Musk, who owns AI company xAI, echoed the themes of former OpenAI chief scientist Ilya Sutskever. the touch During a talk at NeurIPS, Machine Learning Conference, Dec. Sutskever, who said the AI industry has reached what it calls “peak data,” predicted that a lack of training data would force a departure from the way models are trained today.

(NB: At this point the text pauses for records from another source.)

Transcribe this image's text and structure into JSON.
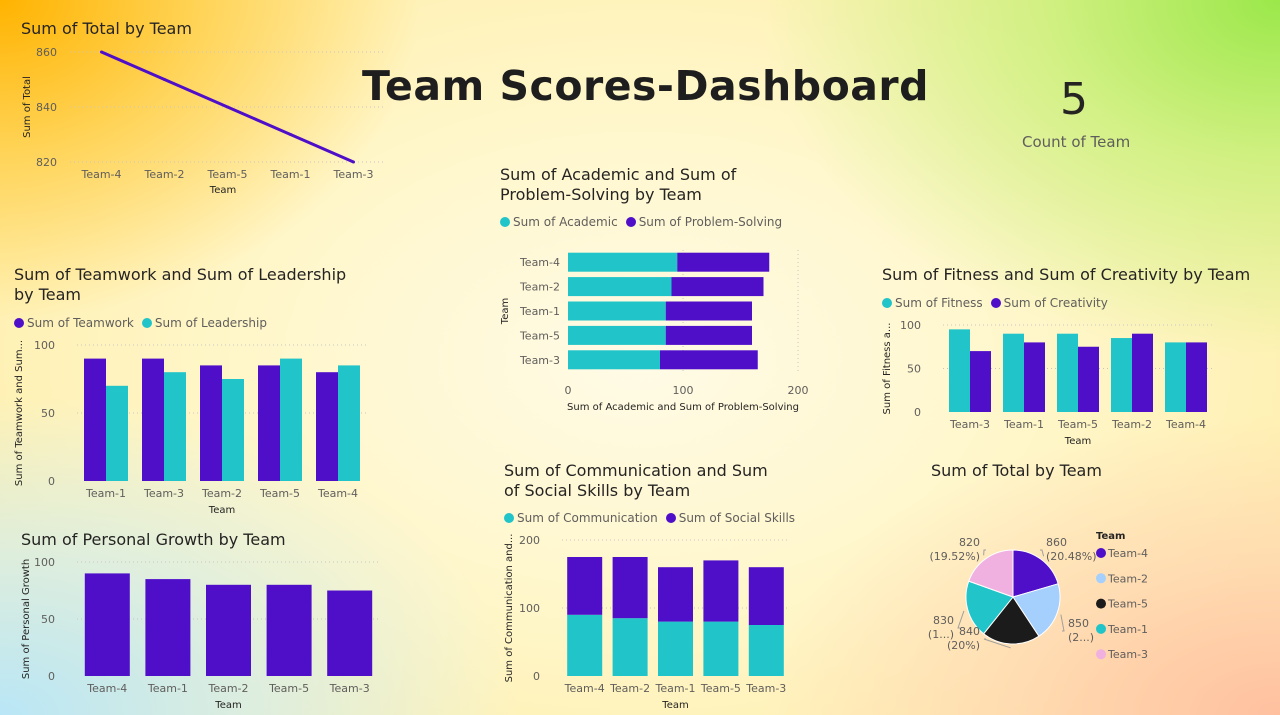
{
  "dashboard_title": "Team Scores-Dashboard",
  "card": {
    "value": "5",
    "label": "Count of Team"
  },
  "colors": {
    "purple": "#4f0fc9",
    "teal": "#21c4c8",
    "pie_team4": "#4f0fc9",
    "pie_team2": "#a5cffc",
    "pie_team5": "#1b1b1b",
    "pie_team1": "#21c4c8",
    "pie_team3": "#f0b0e0"
  },
  "charts": {
    "total_line": {
      "title": "Sum of Total by Team",
      "xlabel": "Team",
      "ylabel": "Sum of Total"
    },
    "academic": {
      "title": "Sum of Academic and Sum of Problem-Solving by Team",
      "xlabel": "Sum of Academic and Sum of Problem-Solving",
      "ylabel": "Team",
      "legend": [
        "Sum of Academic",
        "Sum of Problem-Solving"
      ]
    },
    "fitness": {
      "title": "Sum of Fitness and Sum of Creativity by Team",
      "xlabel": "Team",
      "ylabel": "Sum of Fitness a...",
      "legend": [
        "Sum of Fitness",
        "Sum of Creativity"
      ]
    },
    "teamwork": {
      "title": "Sum of Teamwork and Sum of Leadership by Team",
      "xlabel": "Team",
      "ylabel": "Sum of Teamwork and Sum...",
      "legend": [
        "Sum of Teamwork",
        "Sum of Leadership"
      ]
    },
    "personal": {
      "title": "Sum of Personal Growth by Team",
      "xlabel": "Team",
      "ylabel": "Sum of Personal Growth"
    },
    "communication": {
      "title": "Sum of Communication and Sum of Social Skills by Team",
      "xlabel": "Team",
      "ylabel": "Sum of Communication and...",
      "legend": [
        "Sum of Communication",
        "Sum of Social Skills"
      ]
    },
    "total_pie": {
      "title": "Sum of Total by Team",
      "legend_title": "Team"
    }
  },
  "chart_data": [
    {
      "id": "total_line",
      "type": "line",
      "title": "Sum of Total by Team",
      "xlabel": "Team",
      "ylabel": "Sum of Total",
      "categories": [
        "Team-4",
        "Team-2",
        "Team-5",
        "Team-1",
        "Team-3"
      ],
      "values": [
        860,
        850,
        840,
        830,
        820
      ],
      "ylim": [
        820,
        860
      ],
      "yticks": [
        820,
        840,
        860
      ],
      "grid": true
    },
    {
      "id": "academic",
      "type": "bar",
      "orientation": "horizontal",
      "stacked": true,
      "title": "Sum of Academic and Sum of Problem-Solving by Team",
      "xlabel": "Sum of Academic and Sum of Problem-Solving",
      "ylabel": "Team",
      "categories": [
        "Team-4",
        "Team-2",
        "Team-1",
        "Team-5",
        "Team-3"
      ],
      "series": [
        {
          "name": "Sum of Academic",
          "values": [
            95,
            90,
            85,
            85,
            80
          ]
        },
        {
          "name": "Sum of Problem-Solving",
          "values": [
            80,
            80,
            75,
            75,
            85
          ]
        }
      ],
      "xlim": [
        0,
        200
      ],
      "xticks": [
        0,
        100,
        200
      ],
      "legend": "top-left"
    },
    {
      "id": "fitness",
      "type": "bar",
      "grouped": true,
      "title": "Sum of Fitness and Sum of Creativity by Team",
      "xlabel": "Team",
      "ylabel": "Sum of Fitness a...",
      "categories": [
        "Team-3",
        "Team-1",
        "Team-5",
        "Team-2",
        "Team-4"
      ],
      "series": [
        {
          "name": "Sum of Fitness",
          "values": [
            95,
            90,
            90,
            85,
            80
          ]
        },
        {
          "name": "Sum of Creativity",
          "values": [
            70,
            80,
            75,
            90,
            80
          ]
        }
      ],
      "ylim": [
        0,
        100
      ],
      "yticks": [
        0,
        50,
        100
      ],
      "legend": "top-left"
    },
    {
      "id": "teamwork",
      "type": "bar",
      "grouped": true,
      "title": "Sum of Teamwork and Sum of Leadership by Team",
      "xlabel": "Team",
      "ylabel": "Sum of Teamwork and Sum...",
      "categories": [
        "Team-1",
        "Team-3",
        "Team-2",
        "Team-5",
        "Team-4"
      ],
      "series": [
        {
          "name": "Sum of Teamwork",
          "values": [
            90,
            90,
            85,
            85,
            80
          ]
        },
        {
          "name": "Sum of Leadership",
          "values": [
            70,
            80,
            75,
            90,
            85
          ]
        }
      ],
      "ylim": [
        0,
        100
      ],
      "yticks": [
        0,
        50,
        100
      ],
      "legend": "top-left"
    },
    {
      "id": "personal",
      "type": "bar",
      "title": "Sum of Personal Growth by Team",
      "xlabel": "Team",
      "ylabel": "Sum of Personal Growth",
      "categories": [
        "Team-4",
        "Team-1",
        "Team-2",
        "Team-5",
        "Team-3"
      ],
      "values": [
        90,
        85,
        80,
        80,
        75
      ],
      "ylim": [
        0,
        100
      ],
      "yticks": [
        0,
        50,
        100
      ]
    },
    {
      "id": "communication",
      "type": "bar",
      "stacked": true,
      "title": "Sum of Communication and Sum of Social Skills by Team",
      "xlabel": "Team",
      "ylabel": "Sum of Communication and...",
      "categories": [
        "Team-4",
        "Team-2",
        "Team-1",
        "Team-5",
        "Team-3"
      ],
      "series": [
        {
          "name": "Sum of Communication",
          "values": [
            90,
            85,
            80,
            80,
            75
          ]
        },
        {
          "name": "Sum of Social Skills",
          "values": [
            85,
            90,
            80,
            90,
            85
          ]
        }
      ],
      "ylim": [
        0,
        200
      ],
      "yticks": [
        0,
        100,
        200
      ],
      "legend": "top-left"
    },
    {
      "id": "total_pie",
      "type": "pie",
      "title": "Sum of Total by Team",
      "legend_title": "Team",
      "categories": [
        "Team-4",
        "Team-2",
        "Team-5",
        "Team-1",
        "Team-3"
      ],
      "values": [
        860,
        850,
        840,
        830,
        820
      ],
      "data_labels": [
        "860",
        "850",
        "840",
        "830",
        "820"
      ],
      "pct_labels": [
        "(20.48%)",
        "(2...)",
        "(20%)",
        "(1...)",
        "(19.52%)"
      ],
      "legend": "right"
    }
  ]
}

In fact, Musk has suggested that synthetic data — data created by AI models — is the way forward. “With synthetic data… [AI] will pick the grade itself and go through this process of self-learning with synthetic data,” he said.
Other companies, including tech giants like Microsoft, Meta, OpenAI and Anthropic, are already using synthetic data to train flagship AI models. Gartner guess In 2024 60% of data used for AI and analytics projects will be synthetically generated.
Microsoft's Fee-4which was open-sourced early Wednesday, was trained on real-world data as well as synthetic data. So was Google Gemma Model Anthropology uses some synthetic data to develop one of its most performing systems, Claude 3.5 Sonnet. And Meta has fine-tuned its latest the llama Series of models Using AI-generated data.
Training on synthetic data has other advantages, such as cost savings. AI startup Writer claims its Palmyra X004 model, built almost entirely using synthetic sources, cost just $700,000 to develop — comparison $4.6 million estimate for a comparable sized OpenAI model.
But there are disadvantages as well. some research suggests that synthetic data can lead to model collapse, where a model becomes less “creative” – and more biased – in its outputs, eventually seriously compromising its performance.